Deux solutions sont envisageables : soit acheter « sur étagère » un avion américain, soit construire un nouvel avion européen. La première solution présente l’avantage de la simplicité : il suffit de signer un gros chèque le moment venu. Il n’y a rien à dépenser dans l’immédiat pour le développement de l’appareil. Cette économie est peut-être appréciable, mais elle traduirait un comportement « à courte vue ». D’abord parce que l’« étagère » américaine n’est pas pleine. Les Américains ne mettent en service et de développent toujours que des appareils incapables de se poser sur des pistes vraiment sommaires.
Si nous « achetons américains » il faut être conscient que la parole de la France sera parfois moins facile à respecter. En outre, il y a tous les inconvénients économiques d’une solution américaine. D’abord bien sûr, parce que acheter à l’étranger coûte cher en devises et en emplois. Mais aussi parce que ne pas développer un avion vendable coûte au moins aussi cher en avions non vendus. Il suffit pour s’en convaincre de regarder l’influence des ventes d’Airbus à l’étranger sur notre balance commerciale.
Les grandes lignes de l’avion de transport européen futur, souvent appelé Future Large Aircraft (FLA) ou avion de transport futur (AFT), ont été définies par les aviateurs des grands pays aéronautique d’Europe occidentale. Ce sera un avion très « vendable » s’il est construit. Plus gros, plus rapide, plus apte au vol à longue distance que le Transall, il conserverait néanmoins, grâce à ses quatre moteurs à hélices et à son train d’atterrissage adapté, d’excellentes capacités d’utilisation de terrains sommaires.
Parfaitement adapté à des tâches très variées, cet avion pourrait, sans nul doute, être vendu sur toute la planète. Il pourrait faire face, seul, à tous les besoins des armées européennes. Si, par malheur, il n’était pas commandé, les calculs montrent que la France devrait remplacer les soixante avions souhaités par cent vingt C 130 et cinq C 17 américains.
Le C 130, certes à bon marché, est de conception fort ancienne, et les dimensions de sa soute ne permettent pas de transporter tous les matériels des régiments susceptibles d’être envoyés outre-mer, il faudrait donc compléter la flotte de base par des C 17 très gros, très lourds, et… très chers, tant en investissement qu’en fonctionnement. Entretenir deux types d’avions dans une armée de l’air, quand un seul pourrait suffire, est terriblement coûteux à terme.
Le futur avion de transport militaire européen est une véritable nécessité opérationnelle et économique. La France a joué un rôle essentiel dans la définition du projet ; il serait dramatique de le faire échouer en se désengageant pour des raisons conjoncturelles, comme les récentes déclarations gouvernementales le font craindre.

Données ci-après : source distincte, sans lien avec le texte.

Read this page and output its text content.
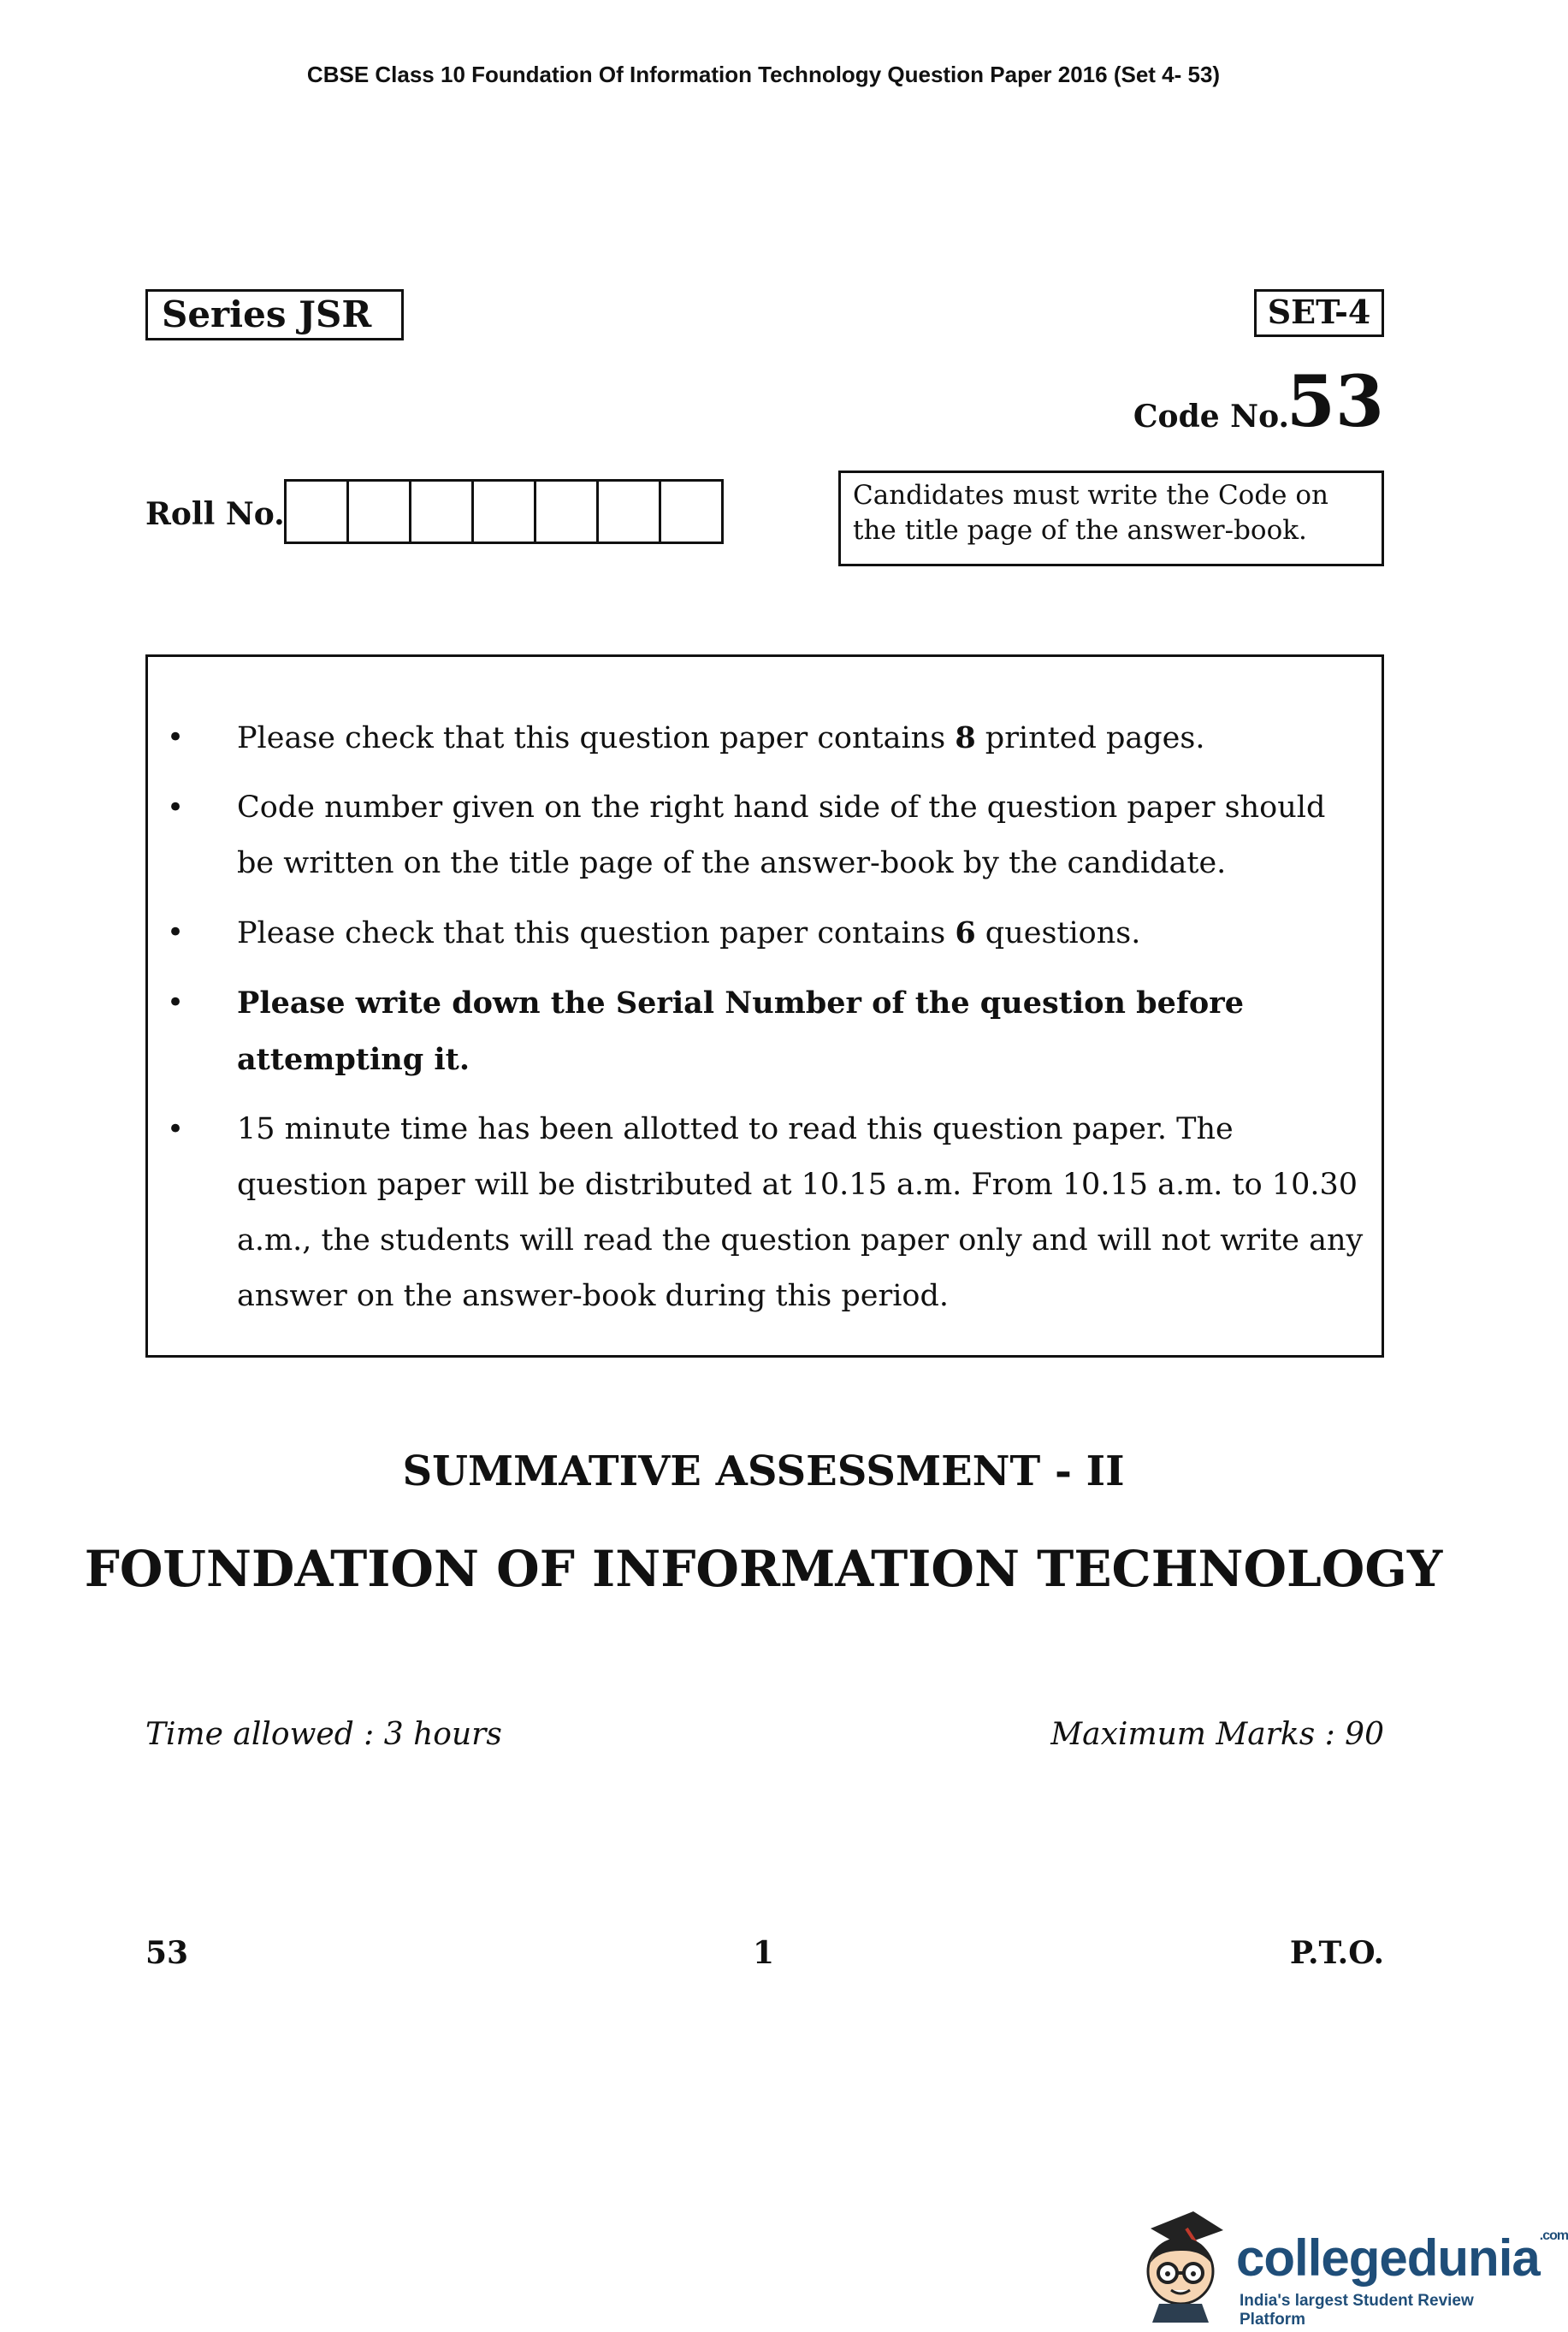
CBSE Class 10 Foundation Of Information Technology Question Paper 2016 (Set 4- 53)
Series JSR	SET-4
Code No.
53
Roll No.
Candidates must write the Code on the title page of the answer-book.
• Please check that this question paper contains 8 printed pages.
• Code number given on the right hand side of the question paper should be written on the title page of the answer-book by the candidate.
• Please check that this question paper contains 6 questions.
• Please write down the Serial Number of the question before attempting it.
• 15 minute time has been allotted to read this question paper. The question paper will be distributed at 10.15 a.m. From 10.15 a.m. to 10.30 a.m., the students will read the question paper only and will not write any answer on the answer-book during this period.
SUMMATIVE ASSESSMENT - II
FOUNDATION OF INFORMATION TECHNOLOGY
Time allowed : 3 hours	Maximum Marks : 90
53	1	P.T.O.
collegedunia$^{.com}$
India's largest Student Review Platform
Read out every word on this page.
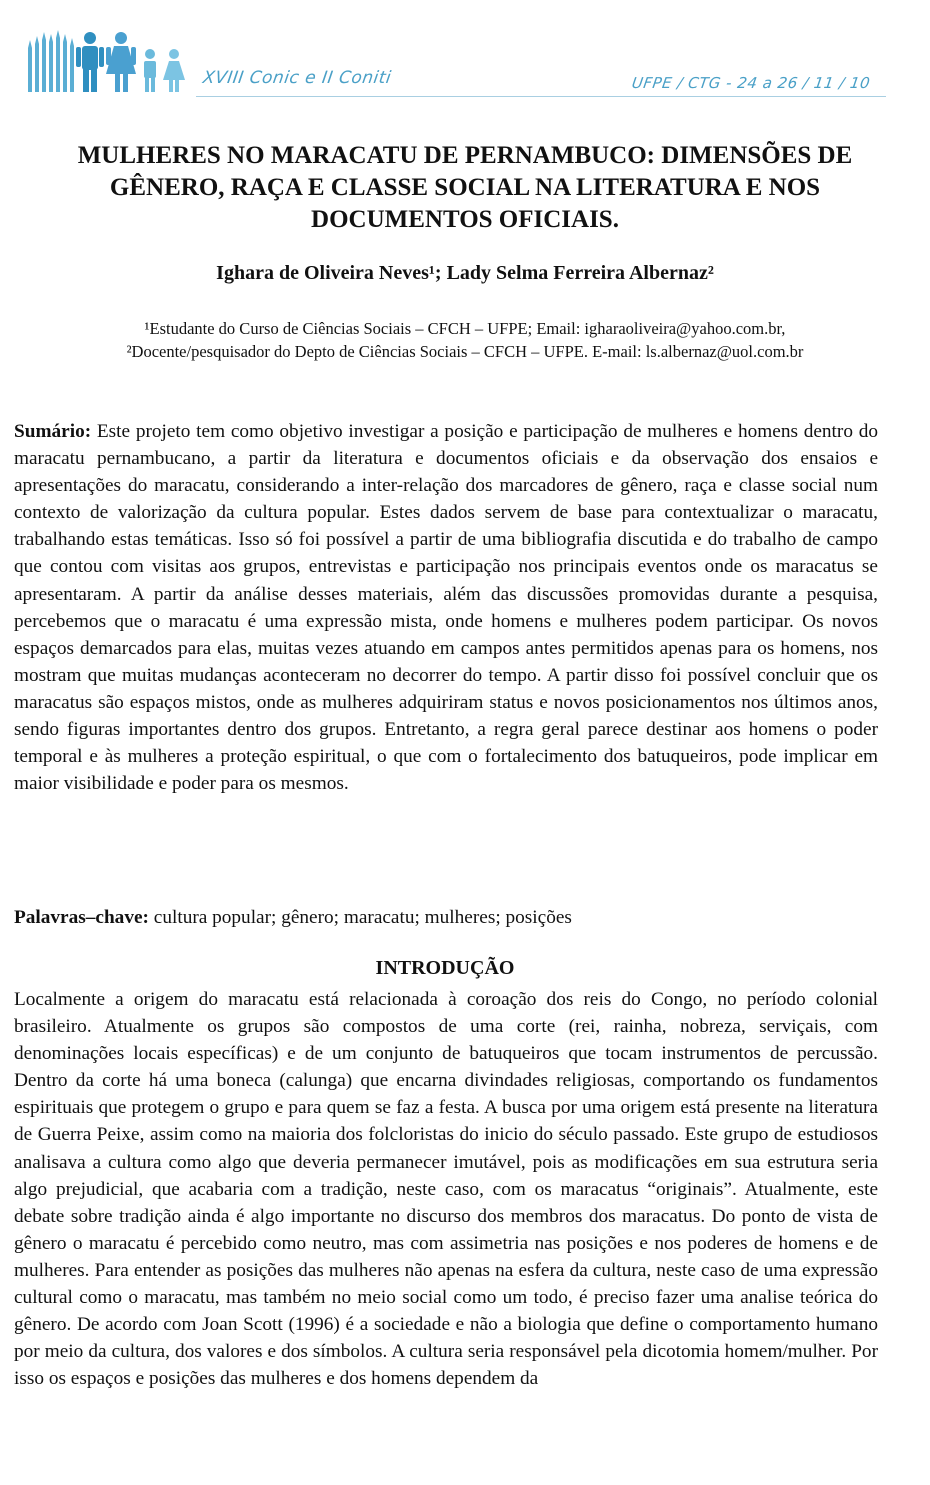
XVIII Conic e II Coniti	UFPE / CTG - 24 a 26 / 11 / 10
MULHERES NO MARACATU DE PERNAMBUCO: DIMENSÕES DE GÊNERO, RAÇA E CLASSE SOCIAL NA LITERATURA E NOS DOCUMENTOS OFICIAIS.

Ighara de Oliveira Neves¹; Lady Selma Ferreira Albernaz²

¹Estudante do Curso de Ciências Sociais – CFCH – UFPE; Email: igharaoliveira@yahoo.com.br,
²Docente/pesquisador do Depto de Ciências Sociais – CFCH – UFPE. E-mail: ls.albernaz@uol.com.br

Sumário: Este projeto tem como objetivo investigar a posição e participação de mulheres e homens dentro do maracatu pernambucano, a partir da literatura e documentos oficiais e da observação dos ensaios e apresentações do maracatu, considerando a inter-relação dos marcadores de gênero, raça e classe social num contexto de valorização da cultura popular. Estes dados servem de base para contextualizar o maracatu, trabalhando estas temáticas. Isso só foi possível a partir de uma bibliografia discutida e do trabalho de campo que contou com visitas aos grupos, entrevistas e participação nos principais eventos onde os maracatus se apresentaram. A partir da análise desses materiais, além das discussões promovidas durante a pesquisa, percebemos que o maracatu é uma expressão mista, onde homens e mulheres podem participar. Os novos espaços demarcados para elas, muitas vezes atuando em campos antes permitidos apenas para os homens, nos mostram que muitas mudanças aconteceram no decorrer do tempo. A partir disso foi possível concluir que os maracatus são espaços mistos, onde as mulheres adquiriram status e novos posicionamentos nos últimos anos, sendo figuras importantes dentro dos grupos. Entretanto, a regra geral parece destinar aos homens o poder temporal e às mulheres a proteção espiritual, o que com o fortalecimento dos batuqueiros, pode implicar em maior visibilidade e poder para os mesmos.

Palavras–chave: cultura popular; gênero; maracatu; mulheres; posições

INTRODUÇÃO

Localmente a origem do maracatu está relacionada à coroação dos reis do Congo, no período colonial brasileiro. Atualmente os grupos são compostos de uma corte (rei, rainha, nobreza, serviçais, com denominações locais específicas) e de um conjunto de batuqueiros que tocam instrumentos de percussão. Dentro da corte há uma boneca (calunga) que encarna divindades religiosas, comportando os fundamentos espirituais que protegem o grupo e para quem se faz a festa. A busca por uma origem está presente na literatura de Guerra Peixe, assim como na maioria dos folcloristas do inicio do século passado. Este grupo de estudiosos analisava a cultura como algo que deveria permanecer imutável, pois as modificações em sua estrutura seria algo prejudicial, que acabaria com a tradição, neste caso, com os maracatus “originais”. Atualmente, este debate sobre tradição ainda é algo importante no discurso dos membros dos maracatus. Do ponto de vista de gênero o maracatu é percebido como neutro, mas com assimetria nas posições e nos poderes de homens e de mulheres. Para entender as posições das mulheres não apenas na esfera da cultura, neste caso de uma expressão cultural como o maracatu, mas também no meio social como um todo, é preciso fazer uma analise teórica do gênero. De acordo com Joan Scott (1996) é a sociedade e não a biologia que define o comportamento humano por meio da cultura, dos valores e dos símbolos. A cultura seria responsável pela dicotomia homem/mulher. Por isso os espaços e posições das mulheres e dos homens dependem da
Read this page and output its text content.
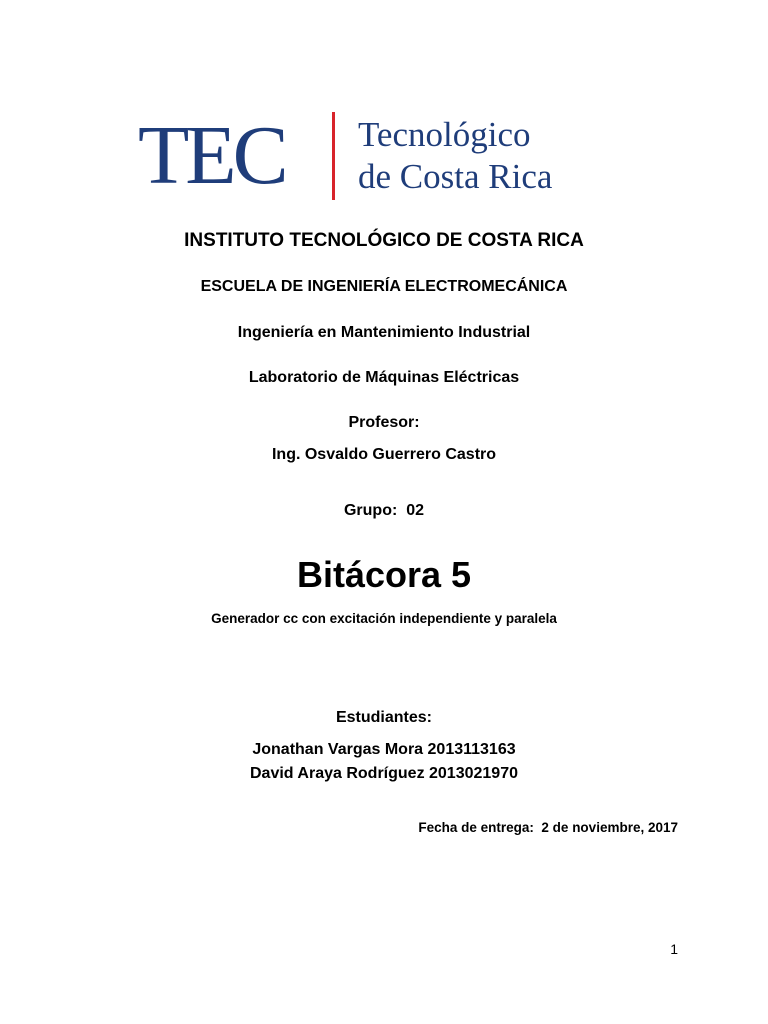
TEC Tecnológico
de Costa Rica
INSTITUTO TECNOLÓGICO DE COSTA RICA
ESCUELA DE INGENIERÍA ELECTROMECÁNICA
Ingeniería en Mantenimiento Industrial
Laboratorio de Máquinas Eléctricas
Profesor:
Ing. Osvaldo Guerrero Castro
Grupo:  02
Bitácora 5
Generador cc con excitación independiente y paralela
Estudiantes:
Jonathan Vargas Mora 2013113163
David Araya Rodríguez 2013021970
Fecha de entrega:  2 de noviembre, 2017
1
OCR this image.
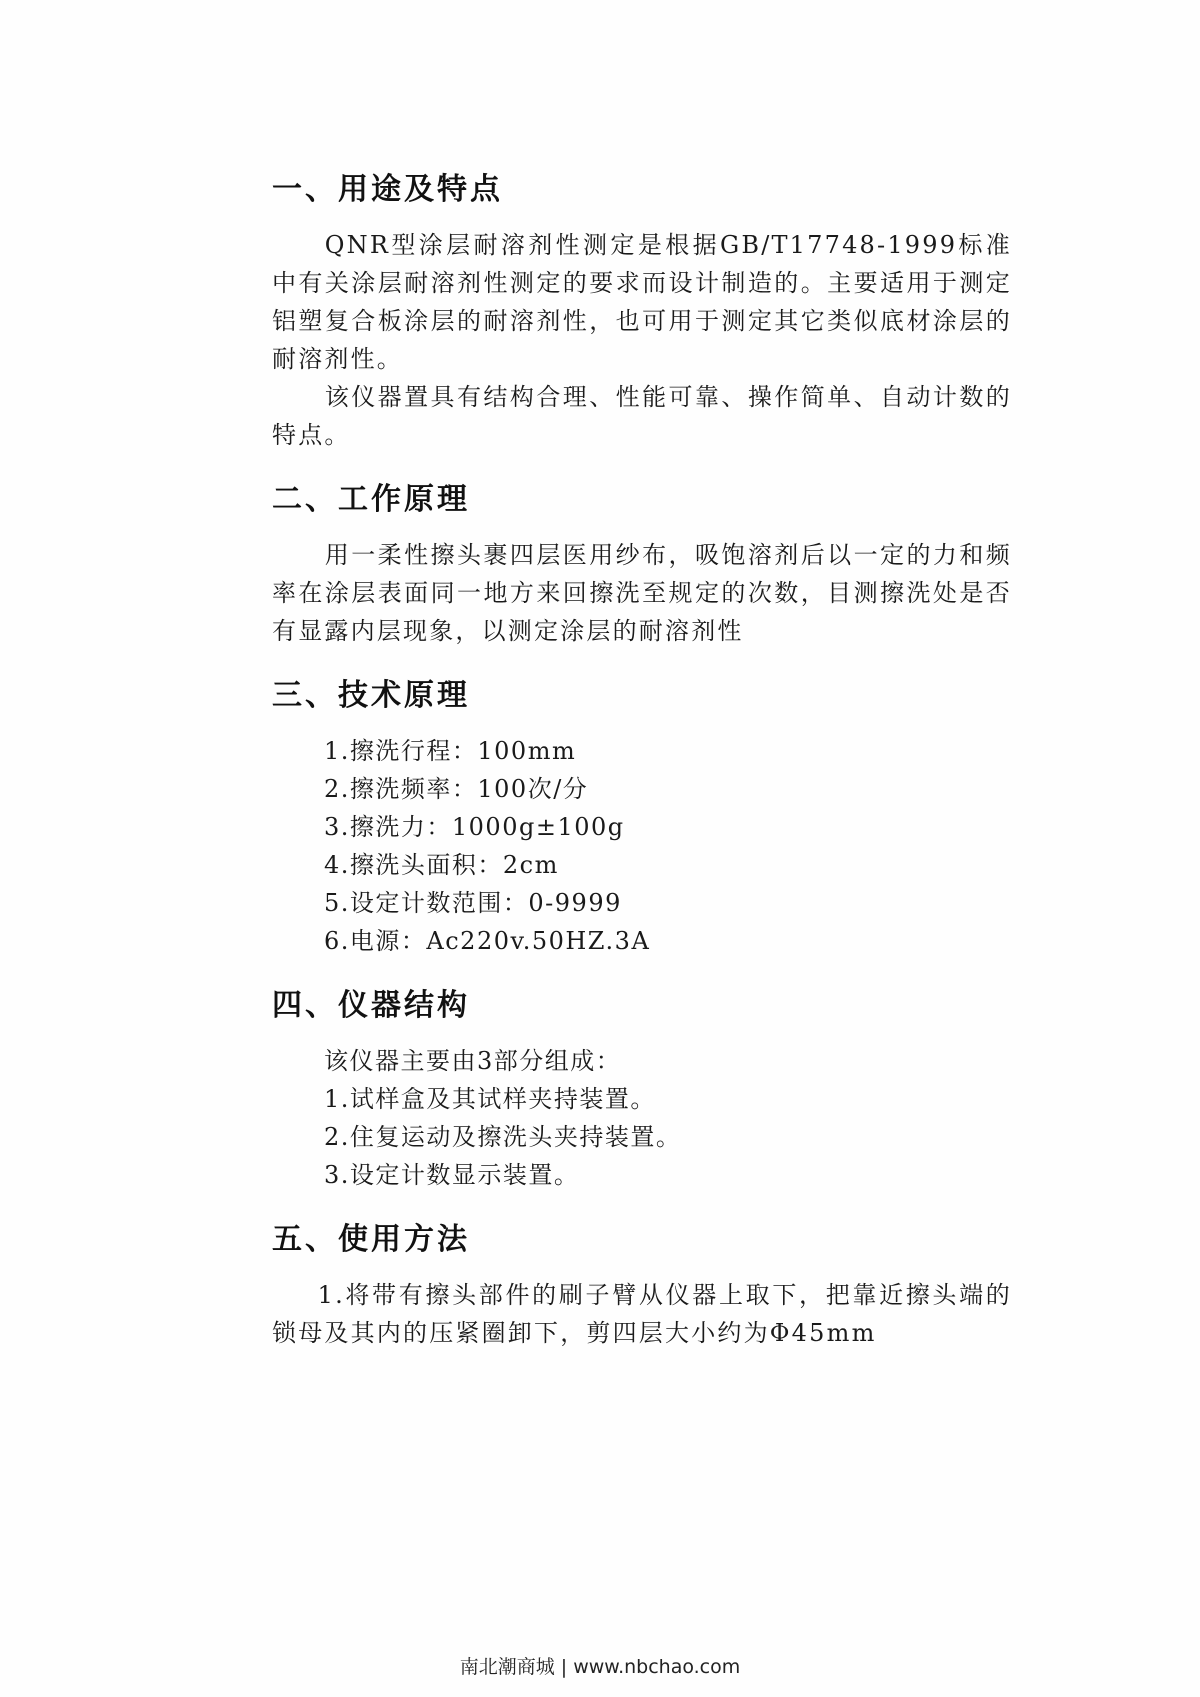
一、用途及特点

QNR型涂层耐溶剂性测定是根据GB/T17748-1999标准中有关涂层耐溶剂性测定的要求而设计制造的。主要适用于测定铝塑复合板涂层的耐溶剂性，也可用于测定其它类似底材涂层的耐溶剂性。

该仪器置具有结构合理、性能可靠、操作简单、自动计数的特点。

二、工作原理

用一柔性擦头裹四层医用纱布，吸饱溶剂后以一定的力和频率在涂层表面同一地方来回擦洗至规定的次数，目测擦洗处是否有显露内层现象，以测定涂层的耐溶剂性

三、技术原理

1.擦洗行程：100mm

2.擦洗频率：100次/分

3.擦洗力：1000g±100g

4.擦洗头面积：2cm

5.设定计数范围：0-9999

6.电源：Ac220v.50HZ.3A

四、仪器结构

该仪器主要由3部分组成：

1.试样盒及其试样夹持装置。

2.住复运动及擦洗头夹持装置。

3.设定计数显示装置。

五、使用方法

1.将带有擦头部件的刷子臂从仪器上取下，把靠近擦头端的锁母及其内的压紧圈卸下，剪四层大小约为Φ45mm

南北潮商城 | www.nbchao.com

Bien sûr, développer un appareil nouveau coûte cher même dans le cadre d’une coopération européenne. Mais, si les responsables politiques de l’Europe se décidaient à organiser l’industrie d’armement de nos différents pays, en évitant en particulier de développer et d’industrialiser des matériels semblables, des économies massives seraient réalisées. Le financement du futur avion de transport européen se ferait alors facilement. En outre, les industriels concernés sont prêts à faire d gros efforts pour autofinancer une grande part du développement de l’appareil. Mais, pour emprunter, ils ont besoin de quelques garanties de l’État.
La France a initié ce projet : elle doit favoriser toutes les solutions qui permettraient de le mener à son terme. Si l’État français doit confirmer sa décision de ne pas participer financièrement au développement du futur avion de transport européen, il peut encore, par le biais de garanties, partager les risques que les industriels sont prêts à prendre, au nom de l’indépendance et du savoir-faire européen.